Moreover, calls for mandatory HIV/AIDS Medicaid managed care are getting stronger. Under such a structure, will true, effective treatment adherence be funded? Such support is often labor-intensive and not inexpensive, and the ultimate economic equation is unclear. Proper adherence does reduce unnecessary hospitalization and skilled nursing facility utilization, but it remains unproven that these savings compensate for the expense of health support programs, such as treatment adherence programs. New efforts that target only the most likely high-cost individuals are underway (building on the work of John Billings at New York University), but in these most-difficult-to-engage populations, behavior change is achieved only with a small number, and that change can be slow and incomplete. It seems unlikely that a savings-based argument will sustain treatment adherence for all who may benefit.

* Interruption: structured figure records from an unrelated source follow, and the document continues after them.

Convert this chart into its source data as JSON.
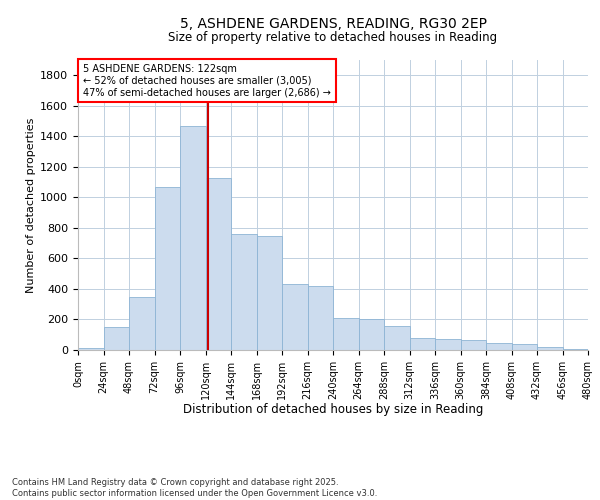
{
  "title": "5, ASHDENE GARDENS, READING, RG30 2EP",
  "subtitle": "Size of property relative to detached houses in Reading",
  "xlabel": "Distribution of detached houses by size in Reading",
  "ylabel": "Number of detached properties",
  "property_size": 122,
  "annotation_line1": "5 ASHDENE GARDENS: 122sqm",
  "annotation_line2": "← 52% of detached houses are smaller (3,005)",
  "annotation_line3": "47% of semi-detached houses are larger (2,686) →",
  "footnote1": "Contains HM Land Registry data © Crown copyright and database right 2025.",
  "footnote2": "Contains public sector information licensed under the Open Government Licence v3.0.",
  "bar_color": "#ccdcee",
  "bar_edge_color": "#8db4d4",
  "vline_color": "#cc0000",
  "background_color": "#ffffff",
  "grid_color": "#c0d0e0",
  "bin_edges": [
    0,
    24,
    48,
    72,
    96,
    120,
    144,
    168,
    192,
    216,
    240,
    264,
    288,
    312,
    336,
    360,
    384,
    408,
    432,
    456,
    480
  ],
  "bar_heights": [
    10,
    150,
    350,
    1070,
    1470,
    1130,
    760,
    750,
    430,
    420,
    210,
    200,
    155,
    80,
    70,
    65,
    45,
    40,
    20,
    5
  ],
  "ylim": [
    0,
    1900
  ],
  "yticks": [
    0,
    200,
    400,
    600,
    800,
    1000,
    1200,
    1400,
    1600,
    1800
  ]
}
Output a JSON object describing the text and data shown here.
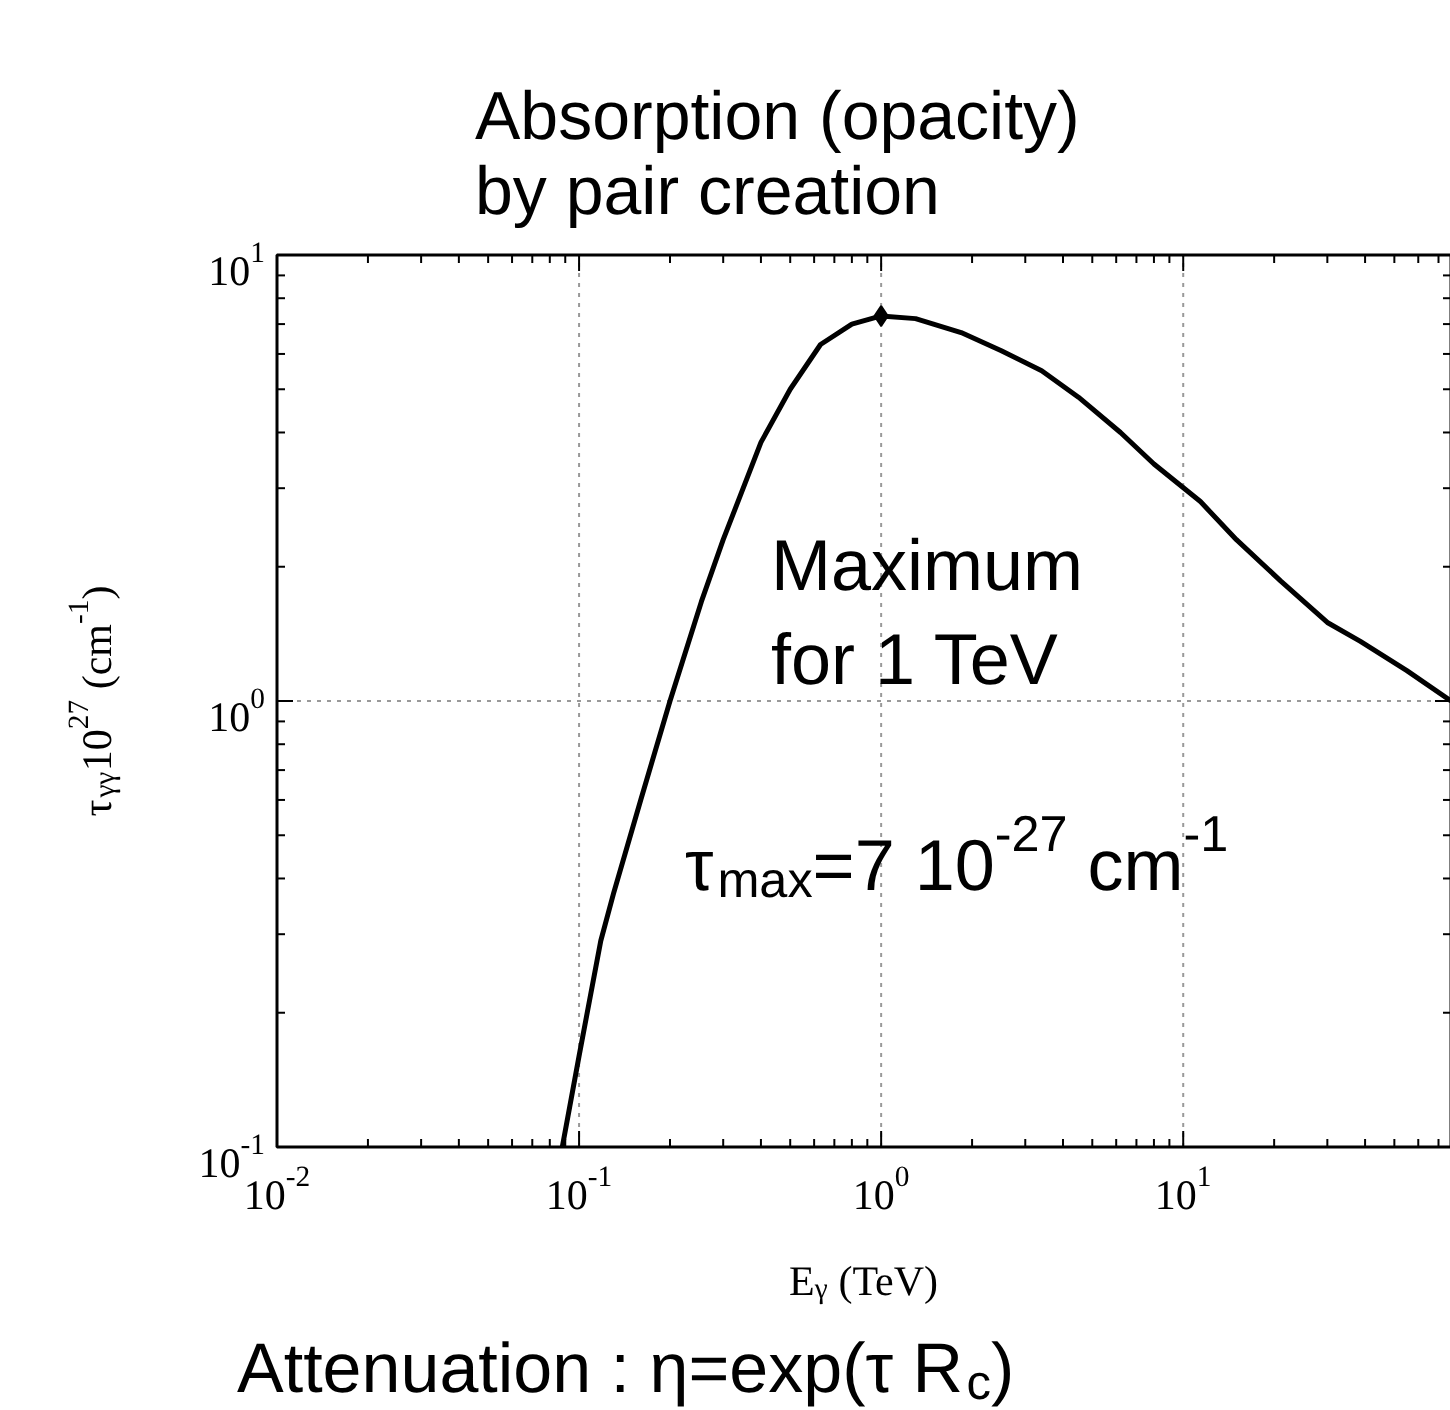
{
  "chart_data": {
    "type": "line",
    "title": "Absorption (opacity)\nby pair creation",
    "xlabel": "E$_{γ}$ (TeV)",
    "ylabel": "τ$_{γγ}$10$^{27}$ (cm$^{-1}$)",
    "log": "xy",
    "grid": true,
    "xlim": [
      0.01,
      77
    ],
    "ylim": [
      0.1,
      10
    ],
    "xticks": [
      {
        "value": 0.01,
        "label": "10$^{-2}$"
      },
      {
        "value": 0.1,
        "label": "10$^{-1}$"
      },
      {
        "value": 1,
        "label": "10$^{0}$"
      },
      {
        "value": 10,
        "label": "10$^{1}$"
      }
    ],
    "yticks": [
      {
        "value": 0.1,
        "label": "10$^{-1}$"
      },
      {
        "value": 1,
        "label": "10$^{0}$"
      },
      {
        "value": 10,
        "label": "10$^{1}$"
      }
    ],
    "series": [
      {
        "color": "#000000",
        "marker": "none",
        "line_style": "solid",
        "x": [
          0.088,
          0.1,
          0.118,
          0.13,
          0.16,
          0.2,
          0.254,
          0.3,
          0.4,
          0.5,
          0.63,
          0.8,
          1,
          1.3,
          1.84,
          2.5,
          3.4,
          4.5,
          6.2,
          8,
          11.4,
          15,
          21,
          30,
          38.6,
          55,
          77
        ],
        "values": [
          0.1,
          0.16,
          0.29,
          0.37,
          0.6,
          1.0,
          1.67,
          2.3,
          3.8,
          5.0,
          6.3,
          7.0,
          7.3,
          7.2,
          6.7,
          6.1,
          5.5,
          4.8,
          4.0,
          3.4,
          2.8,
          2.3,
          1.86,
          1.5,
          1.36,
          1.17,
          1.0
        ]
      },
      {
        "type": "scatter",
        "color": "#000000",
        "marker": "diamond",
        "x": [
          1
        ],
        "values": [
          7.3
        ]
      }
    ],
    "annotations": [
      "Maximum\nfor 1 TeV",
      "τ$_{max}$=7 10$^{-27}$ cm$^{-1}$",
      "Attenuation : η=exp(τ R$_{c}$)"
    ]
  }
}
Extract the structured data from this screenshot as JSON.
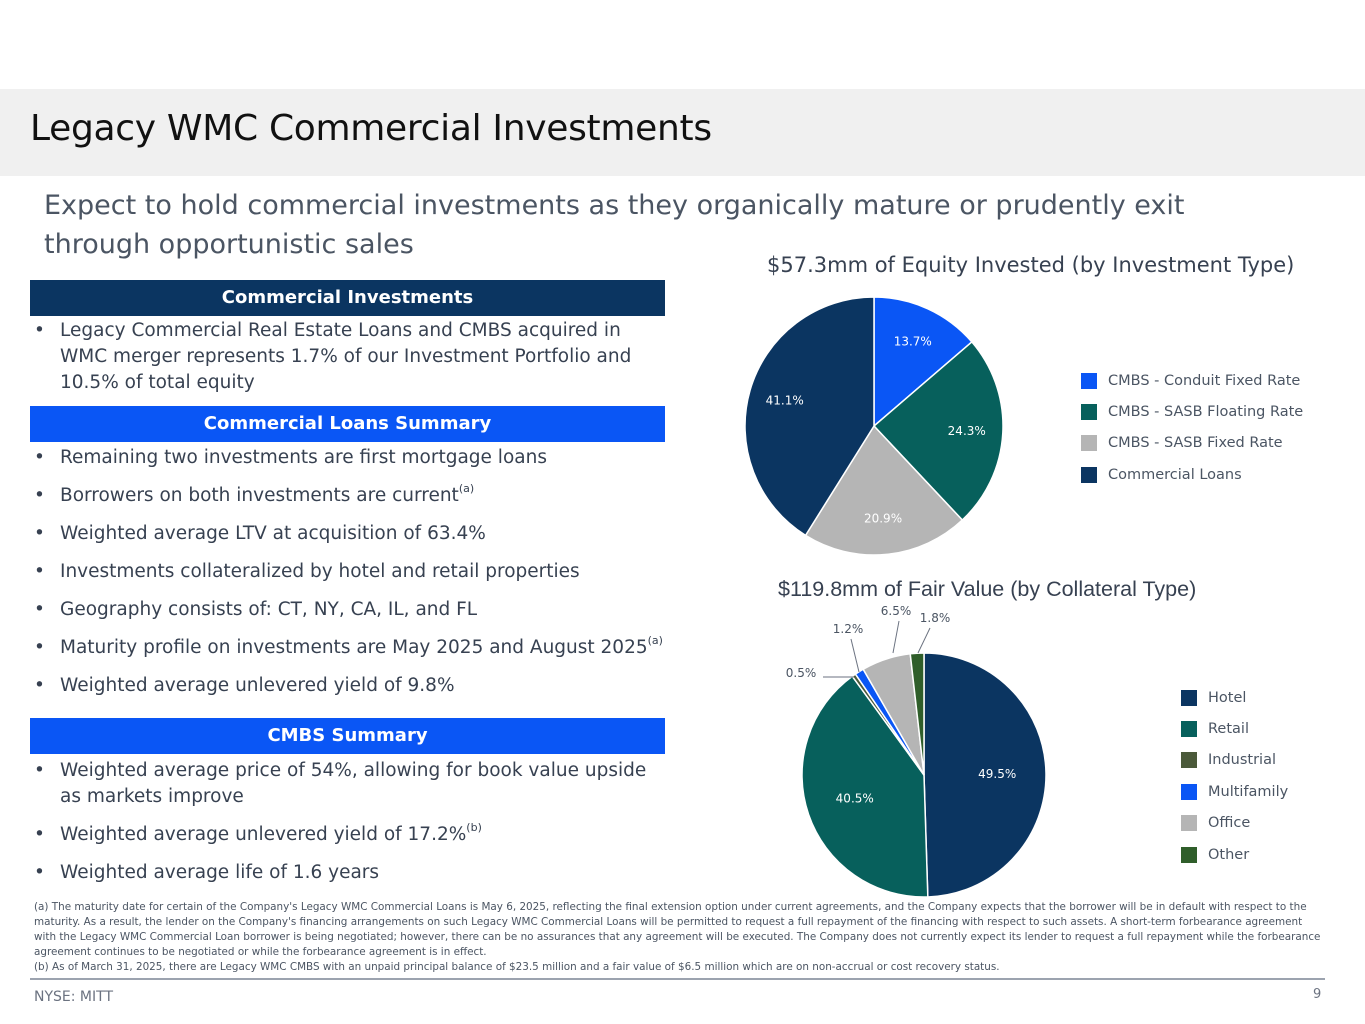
{
  "header": {
    "title": "Legacy WMC Commercial Investments",
    "subtitle": "Expect to hold commercial investments as they organically mature or prudently exit through opportunistic sales"
  },
  "sections": {
    "commercial_investments": {
      "heading": "Commercial Investments",
      "bullets": [
        "Legacy Commercial Real Estate Loans and CMBS acquired in WMC merger represents 1.7% of our Investment Portfolio and 10.5% of total equity"
      ]
    },
    "loans_summary": {
      "heading": "Commercial Loans Summary",
      "b1": "Remaining two investments are first mortgage loans",
      "b2": "Borrowers on both investments are current",
      "b2_sup": "(a)",
      "b3": "Weighted average LTV at acquisition of 63.4%",
      "b4": "Investments collateralized by hotel and retail properties",
      "b5": "Geography consists of: CT, NY, CA, IL, and FL",
      "b6": "Maturity profile on investments are May 2025 and August 2025",
      "b6_sup": "(a)",
      "b7": "Weighted average unlevered yield of 9.8%"
    },
    "cmbs_summary": {
      "heading": "CMBS Summary",
      "b1": "Weighted average price of 54%, allowing for book value upside as markets improve",
      "b2": "Weighted average unlevered yield of 17.2%",
      "b2_sup": "(b)",
      "b3": "Weighted average life of 1.6 years"
    }
  },
  "chart_data": [
    {
      "type": "pie",
      "title": "$57.3mm of Equity Invested (by Investment Type)",
      "categories": [
        "CMBS - Conduit Fixed Rate",
        "CMBS - SASB Floating Rate",
        "CMBS - SASB Fixed Rate",
        "Commercial Loans"
      ],
      "values": [
        13.7,
        24.3,
        20.9,
        41.1
      ],
      "labels": [
        "13.7%",
        "24.3%",
        "20.9%",
        "41.1%"
      ],
      "colors": [
        "#0a56f5",
        "#07605c",
        "#b5b5b5",
        "#0b3561"
      ],
      "legend": "right"
    },
    {
      "type": "pie",
      "title": "$119.8mm of Fair Value (by Collateral Type)",
      "categories": [
        "Hotel",
        "Retail",
        "Industrial",
        "Multifamily",
        "Office",
        "Other"
      ],
      "values": [
        49.5,
        40.5,
        0.5,
        1.2,
        6.5,
        1.8
      ],
      "labels": [
        "49.5%",
        "40.5%",
        "0.5%",
        "1.2%",
        "6.5%",
        "1.8%"
      ],
      "colors": [
        "#0b3561",
        "#07605c",
        "#4b5a3a",
        "#0a56f5",
        "#b5b5b5",
        "#2f5e2a"
      ],
      "legend": "right"
    }
  ],
  "footnotes": {
    "a": "(a) The maturity date for certain of the Company's Legacy WMC Commercial Loans is May 6, 2025, reflecting the final extension option under current agreements, and the Company expects that the borrower will be in default with respect to the maturity. As a result, the lender on the Company's financing arrangements on such Legacy WMC Commercial Loans will be permitted to request a full repayment of the financing with respect to such assets. A short-term forbearance agreement with the Legacy WMC Commercial Loan borrower is being negotiated; however, there can be no assurances that any agreement will be executed. The Company does not currently expect its lender to request a full repayment while the forbearance agreement continues to be negotiated or while the forbearance agreement is in effect.",
    "b": "(b) As of March 31, 2025, there are Legacy WMC CMBS with an unpaid principal balance of $23.5 million and a fair value of $6.5 million which are on non-accrual or cost recovery status."
  },
  "footer": {
    "ticker": "NYSE: MITT",
    "page_number": "9"
  }
}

While treatment adherence does also result in other societal economic benefits—including a reduction in the spread of HIV/AIDS and reductions in crime that avoid the impact on victims and criminal justice costs—these benefits accrue to the general public, not to any third-party payer who might consider funding treatment adherence support.
At the same time, it is important to note that the benefits of treatment adherence go beyond economics. Supporting the triply-diagnosed by enabling them to engage in health care and treatment successfully reaffirms our desire to ensure access to care for the most vulnerable among us, who have neither the resources nor the wherewithal to connect with services on their own.